Australia! Story Country



Australia! Story Country. What a fabulous theme!

“If you want to get to know a person listen to their stories, if you want to get to know a nation listen to its people’s stories.” – M. Howie

Australia has a rich history of storytelling which extends back thousands of years to our first Australian storytellers, the Aboriginal people whose oral storytelling tradition was vital for maintaining culture and identity, for passing on life lessons and the lessons of the land.  The first Europeans brought with them stories from their culture and history, which over time has been shaped and continues to evolve into what has become our national identity. Our stories reflect who we are.

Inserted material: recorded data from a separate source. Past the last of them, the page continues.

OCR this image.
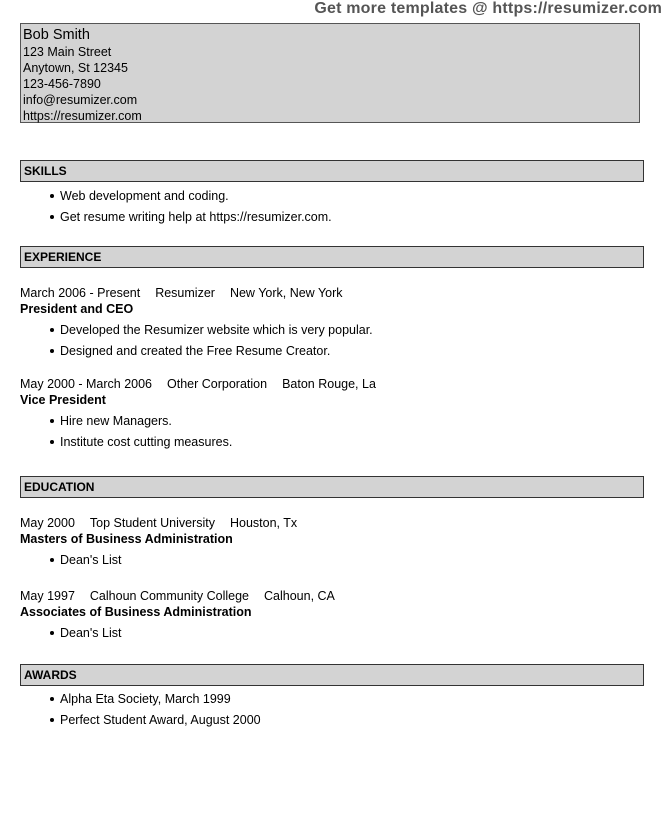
Get more templates @ https://resumizer.com
Bob Smith
123 Main Street
Anytown, St 12345
123-456-7890
info@resumizer.com
https://resumizer.com
SKILLS
Web development and coding.
Get resume writing help at https://resumizer.com.
EXPERIENCE
March 2006 - Present Resumizer New York, New York
President and CEO
Developed the Resumizer website which is very popular.
Designed and created the Free Resume Creator.
May 2000 - March 2006 Other Corporation Baton Rouge, La
Vice President
Hire new Managers.
Institute cost cutting measures.
EDUCATION
May 2000 Top Student University Houston, Tx
Masters of Business Administration
Dean's List
May 1997 Calhoun Community College Calhoun, CA
Associates of Business Administration
Dean's List
AWARDS
Alpha Eta Society, March 1999
Perfect Student Award, August 2000
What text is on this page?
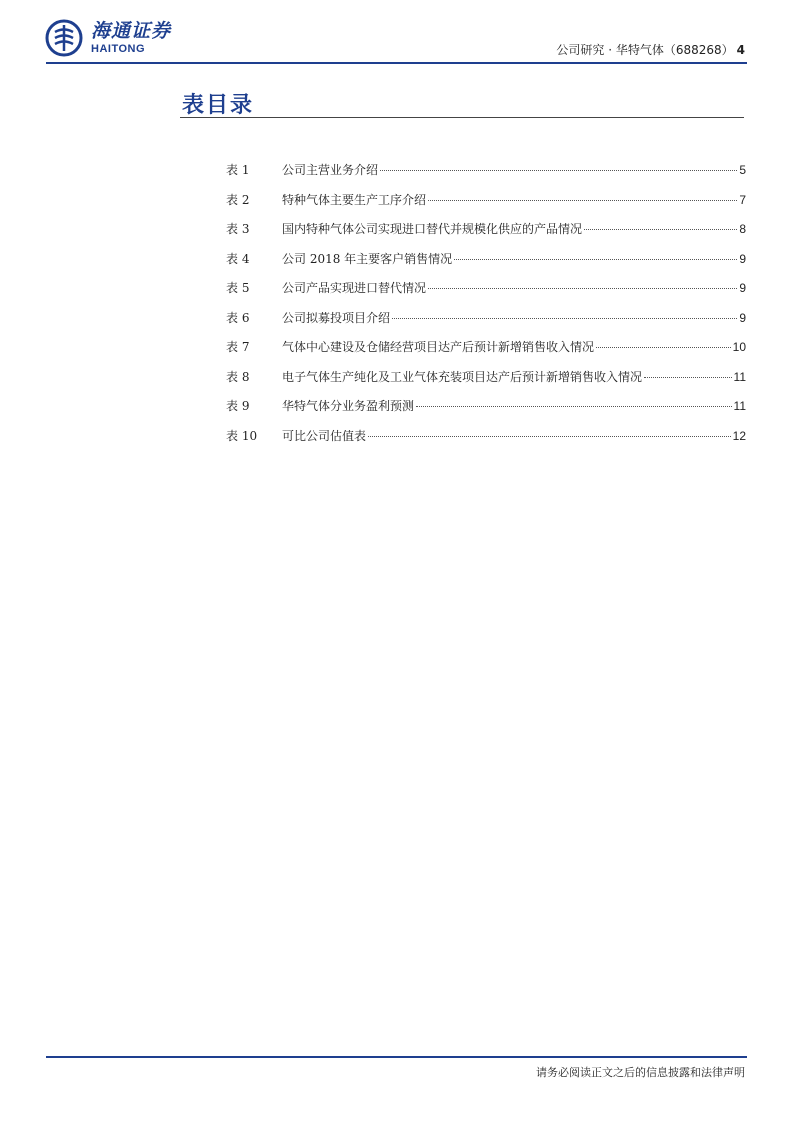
海通证券
HAITONG	公司研究 · 华特气体（688268） 4
表目录
表 1	公司主营业务介绍	5
表 2	特种气体主要生产工序介绍	7
表 3	国内特种气体公司实现进口替代并规模化供应的产品情况	8
表 4	公司 2018 年主要客户销售情况	9
表 5	公司产品实现进口替代情况	9
表 6	公司拟募投项目介绍	9
表 7	气体中心建设及仓储经营项目达产后预计新增销售收入情况	10
表 8	电子气体生产纯化及工业气体充装项目达产后预计新增销售收入情况	11
表 9	华特气体分业务盈利预测	11
表 10	可比公司估值表	12
请务必阅读正文之后的信息披露和法律声明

The shortlisted books this year epitomise the theme perfectly. They tell the stories of ordinary Australians who are remembered for extraordinary reasons.  I was enthralled as I read about the real-life adventure of 9 year old Lennie Gwyther who rode his horse Ginger Mick from his hometown of Leongatha in Victoria to Sydney for the opening of the Harbour Bridge in 1932. I can’t imagine there would be too many parents these days who would give their blessings to their child’s wish for such an adventure.  Lennie the Legend: Solo to Sydney by Pony by Stephanie Owen Reeder was the worthy winner of this year’s Eve Pownall award. I also learned more of the service and sacrifice of men and women from vastly different cultures who served Australia in World War 1 in Ancestry: Stories of Multicultural Anzacs by Robyn Siers and Carlie Walker. Historian Clare Wright’s We are Rebels was also a fascinating read bringing to light the role of women on the goldfields and the part they played in the Eureka rebellion.  Peter Gouldthorpe’s The White Mouse: The story of Nancy Wake, provided another fascinating biography of this amazing woman and her involvement in the French resistance during the German invasion of France during World War 11.



A brief look at previous winners highlights the very important role of books and libraries. Well researched and beautifully crafted books breathe life into our history, ensuring it is accessible and interesting and therefore less likely to be forgotten. Look for these titles on our library shelves.